Growing up, I used to love hearing people say I look just like my mom. At first glance, you might miss our similarities; my tan complexion, brown eyes, and thick, curly hair contrast with her fair skin tone, hazel eyes, and straight hair, but the one defining feature that instantly links us together is our freckles. Like most young girls, I idolized my mother as the ultimate standard of beauty and would carefully watch her get ready for work each afternoon. The one thing I noticed was that her freckles were consistently on display, never hidden by heavy foundations or concealers.
She has always emphasized the importance of embracing one’s natural beauty, leading by example to help instill that same confidence in me. I remember being told that freckles are called “angel kisses” and reading Judy Blume’s Freckle Juice. I felt so lucky to have such a unique feature, and it quickly became an important part of my physical identity. The positive foundation my mom helped build carried me through elementary and middle school, allowing me to laugh at my peers’ hopeless attempts to count every spot on my body and brush off their mild jokes about playing “connect the dots.” I, of course, still had insecurities, but freckles were never one of them.
High school presented a new set of challenges, one of the most frustrating for my self-esteem being acne. The little bumps and blackheads that appeared throughout my T-zone overlapped with the areas where my freckles are most prominent, leaving me at a crossroads: I’ve always loved my freckles, but is now the time to cover them? I’d seen so many celebrities seemingly do so with ease, so why should I be any different? I watched an absurd number of YouTube videos searching for answers on all things related to skin care and freckle-friendly makeup and purchased way too many products in the process.
Still, despite all of my research, I went to school most days makeup-free. I told myself I just didn’t have the time to commit to doing a full face every morning with my busy academic and athletic schedule. Plus, makeup had never really been my strong suit, and I enjoyed sleeping in when possible. While I do believe all of these things were true, I know the real reason I didn’t cover my freckles was because I simply didn’t want to. I wouldn’t be me without them.

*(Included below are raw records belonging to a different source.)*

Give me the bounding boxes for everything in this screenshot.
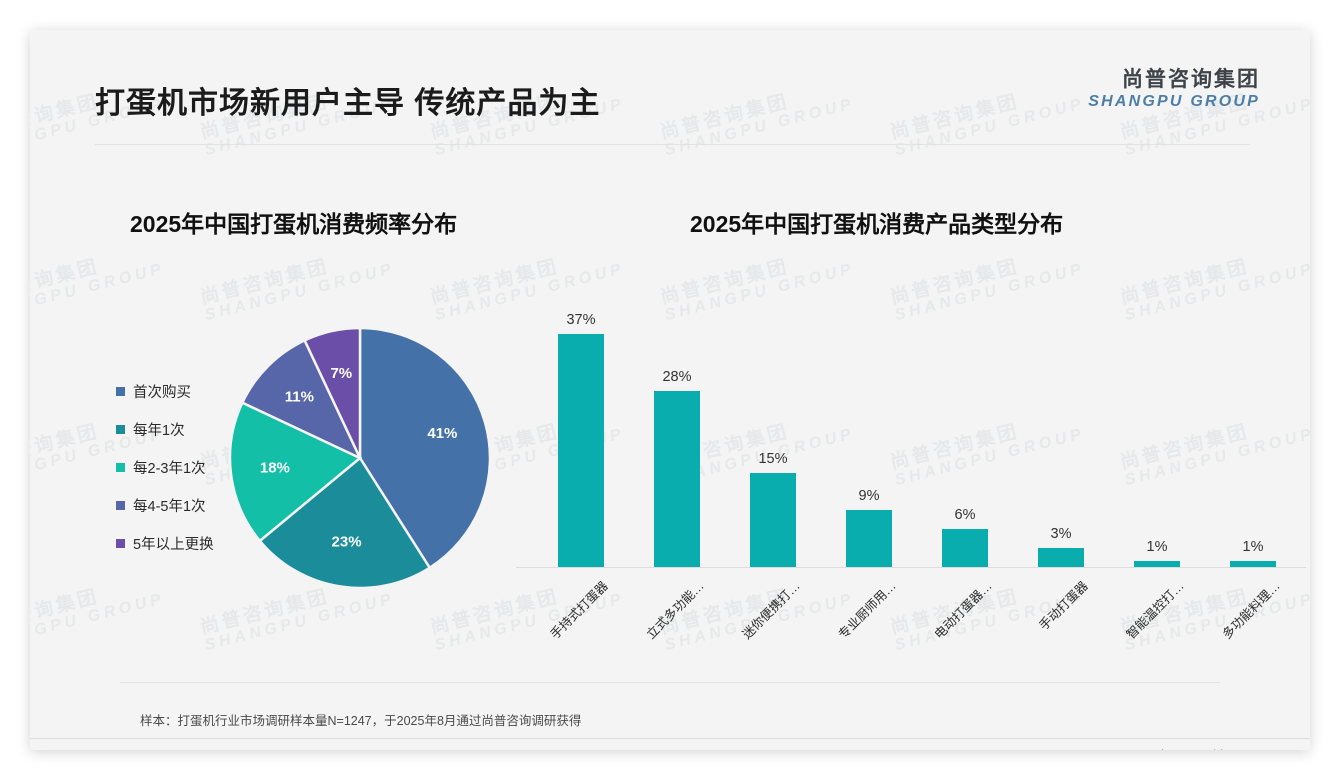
bar-chart-title: 2025年中国打蛋机消费产品类型分布: [690, 205, 1063, 239]
footer-website: www.shangpu-china.com: [1125, 748, 1264, 750]
legend-item[interactable]: 5年以上更换: [116, 524, 214, 562]
footnote-text: 样本：打蛋机行业市场调研样本量N=1247，于2025年8月通过尚普咨询调研获得: [140, 710, 581, 729]
legend-item-label: 首次购买: [133, 381, 191, 402]
legend-color-swatch: [116, 539, 125, 548]
legend-item-label: 每年1次: [133, 419, 185, 440]
slide-header: 打蛋机市场新用户主导 传统产品为主 尚普咨询集团 SHANGPU GROUP: [30, 30, 1310, 122]
pie-slice-value: 18%: [260, 460, 290, 477]
bar-category-label: 智能温控打…: [1121, 576, 1187, 642]
bar-column[interactable]: 28%: [654, 391, 700, 567]
legend-color-swatch: [116, 501, 125, 510]
bar-rect: [558, 334, 604, 567]
legend-item[interactable]: 每4-5年1次: [116, 486, 214, 524]
bar-rect: [1038, 548, 1084, 567]
bar-value-label: 15%: [758, 451, 787, 467]
footnote-divider: [120, 682, 1220, 683]
bar-column[interactable]: 9%: [846, 510, 892, 567]
footer-copyright: ©2025.10 SHANGPU GROUP: [76, 748, 245, 750]
bar-category-label: 手动打蛋器: [1034, 576, 1092, 634]
brand-name-en: SHANGPU GROUP: [1088, 92, 1260, 111]
bar-value-label: 6%: [955, 507, 976, 523]
legend-color-swatch: [116, 463, 125, 472]
bar-value-label: 9%: [859, 488, 880, 504]
bar-category-label: 专业厨师用…: [833, 576, 899, 642]
bar-category-label: 多功能料理…: [1217, 576, 1283, 642]
bar-value-label: 1%: [1243, 539, 1264, 555]
legend-color-swatch: [116, 387, 125, 396]
bar-rect: [750, 473, 796, 568]
legend-item[interactable]: 每2-3年1次: [116, 448, 214, 486]
pie-chart: 41%23%18%11%7%: [226, 324, 494, 592]
bar-value-label: 3%: [1051, 526, 1072, 542]
brand-logo: 尚普咨询集团 SHANGPU GROUP: [1088, 68, 1260, 111]
bar-value-label: 1%: [1147, 539, 1168, 555]
bar-axis-baseline: [516, 567, 1306, 568]
legend-item-label: 每2-3年1次: [133, 457, 206, 478]
pie-slice-value: 11%: [285, 388, 314, 405]
bar-category-label: 电动打蛋器…: [929, 576, 995, 642]
pie-legend: 首次购买每年1次每2-3年1次每4-5年1次5年以上更换: [116, 372, 214, 562]
header-divider: [95, 144, 1250, 145]
bar-value-label: 37%: [566, 312, 595, 328]
page-title: 打蛋机市场新用户主导 传统产品为主: [95, 78, 600, 122]
pie-slice-value: 7%: [330, 365, 352, 382]
bar-rect: [846, 510, 892, 567]
bar-category-label: 手持式打蛋器: [545, 576, 611, 642]
bar-chart: 37%28%15%9%6%3%1%1% 手持式打蛋器立式多功能…迷你便携打…专业…: [516, 280, 1306, 660]
slide-card: 尚普咨询集团SHANGPU GROUP尚普咨询集团SHANGPU GROUP尚普…: [30, 30, 1310, 750]
legend-item-label: 5年以上更换: [133, 533, 214, 554]
bar-column[interactable]: 6%: [942, 529, 988, 567]
legend-item[interactable]: 每年1次: [116, 410, 214, 448]
bar-category-label: 立式多功能…: [641, 576, 707, 642]
legend-item[interactable]: 首次购买: [116, 372, 214, 410]
bar-column[interactable]: 37%: [558, 334, 604, 567]
legend-item-label: 每4-5年1次: [133, 495, 206, 516]
footer-divider: [30, 738, 1310, 739]
bar-column[interactable]: 3%: [1038, 548, 1084, 567]
bar-plot-area: 37%28%15%9%6%3%1%1%: [516, 280, 1306, 568]
bar-value-label: 28%: [662, 369, 691, 385]
legend-color-swatch: [116, 425, 125, 434]
bar-rect: [654, 391, 700, 567]
bar-category-label: 迷你便携打…: [737, 576, 803, 642]
bar-column[interactable]: 15%: [750, 473, 796, 568]
brand-name-cn: 尚普咨询集团: [1088, 68, 1260, 92]
bar-rect: [942, 529, 988, 567]
pie-chart-title: 2025年中国打蛋机消费频率分布: [130, 205, 457, 239]
slide-content: 2025年中国打蛋机消费频率分布 首次购买每年1次每2-3年1次每4-5年1次5…: [30, 30, 1310, 750]
pie-slice-value: 41%: [427, 425, 457, 442]
pie-slice-value: 23%: [332, 534, 362, 551]
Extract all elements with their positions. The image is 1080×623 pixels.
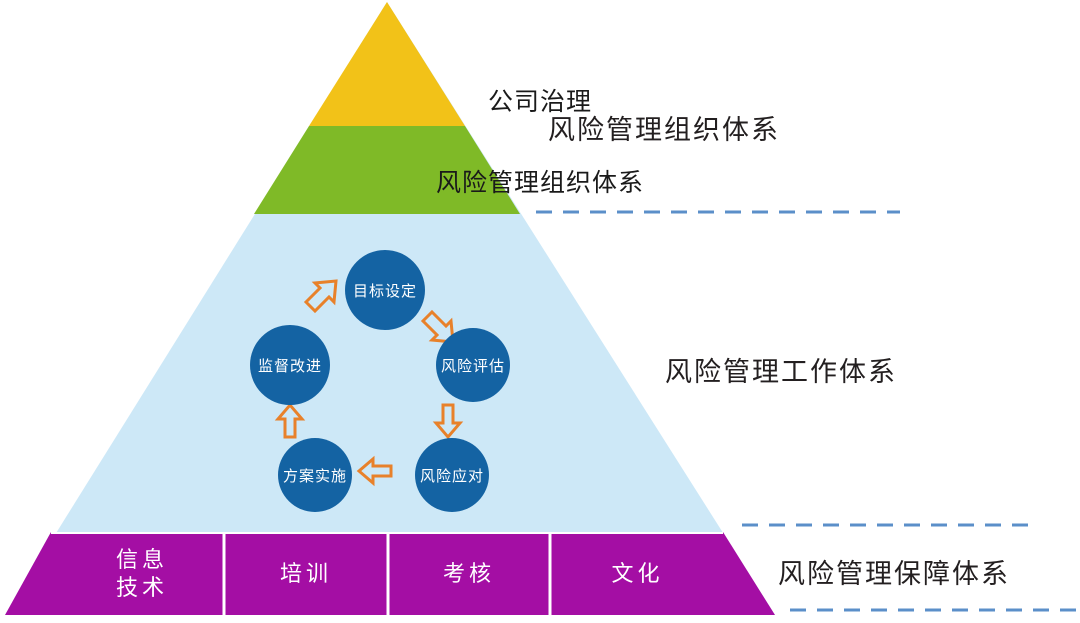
cycle-node-monitor[interactable]: 监督改进	[250, 325, 330, 405]
cycle-node-goal[interactable]: 目标设定	[345, 250, 425, 330]
base-cell-culture[interactable]: 文化	[550, 532, 725, 615]
base-cell-appraisal[interactable]: 考核	[388, 532, 550, 615]
side-label-support-system: 风险管理保障体系	[778, 552, 1010, 591]
base-cell-training[interactable]: 培训	[224, 532, 388, 615]
side-label-work-system: 风险管理工作体系	[665, 350, 897, 389]
cycle-node-implement[interactable]: 方案实施	[278, 438, 352, 512]
base-cell-it[interactable]: 信息 技术	[60, 532, 224, 615]
side-label-org-system: 风险管理组织体系	[548, 108, 780, 147]
cycle-node-assess[interactable]: 风险评估	[436, 328, 510, 402]
cycle-node-respond[interactable]: 风险应对	[415, 438, 489, 512]
tier-org-label: 风险管理组织体系	[0, 163, 1080, 199]
tier-apex-label: 公司治理	[0, 82, 1080, 118]
diagram-canvas: 公司治理 风险管理组织体系 目标设定 风险评估 风险应对 方案实施 监督改进 信…	[0, 0, 1080, 623]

So instead of focusing on covering blemishes, I decided that finding a skin-care routine that worked for me would be the best long-term solution. My doctor prescribed me birth control, which helped regulate my hormones, and I became a huge fan of Lush. By senior year, I was only dealing with occasional breakouts and felt like I had finally achieved my goal of clear skin. As always, life happens, and my freshman year of college brought worse acne than I had seen in the previous four years. I couldn’t believe it — I thought I was supposed to be having my “glow-up” moment. The combination of moving to a new state, meeting new people, and creating an entirely new routine was stressful, and my skin showed it. Despite this, my approach to makeup didn’t change; I still wasn’t willing to hide my freckles.
When the pandemic began in my second semester, I decided to use the extra time at home to once again reevaluate my skin-care routine, this time speaking with a coworker who was studying to become an aesthetician. He recommended many of the products I still love today and have seen immense progress with, like the La Roche-Posay Toleriane Purifying Foaming Cleanser ($15), Lush Tea Tree Water Toner ($10), and The Ordinary Niacinamide 10% + Zinc 1% Serum ($6). These products have really made a difference in my skin’s texture and have worked to improve my acne over time.
In addition to creating a new skin-care routine, I finally learned some makeup hacks that I’m capable of employing when I do want to cover specific blemishes. I use the E.l.f. Cosmetic Color Correcting Stick in Correct The Red ($4) and Maybelline Instant Age Rewind Eraser ($10) because I can apply as thin or as thick of a layer as I want to conceal my acne while still letting my freckles peek through.
In this age of social media and constantly feeling pressured to refine our appearances, I think it’s important to remember to see the beauty in our natural features and our imperfections as well. Perrie Edwards and Kesha are just a few celebrities who’ve shown their freckles some love in recent times, and I hope they’ve inspired more to do the same. To quote Meghan Markle, “A face without freckles is a night without stars.”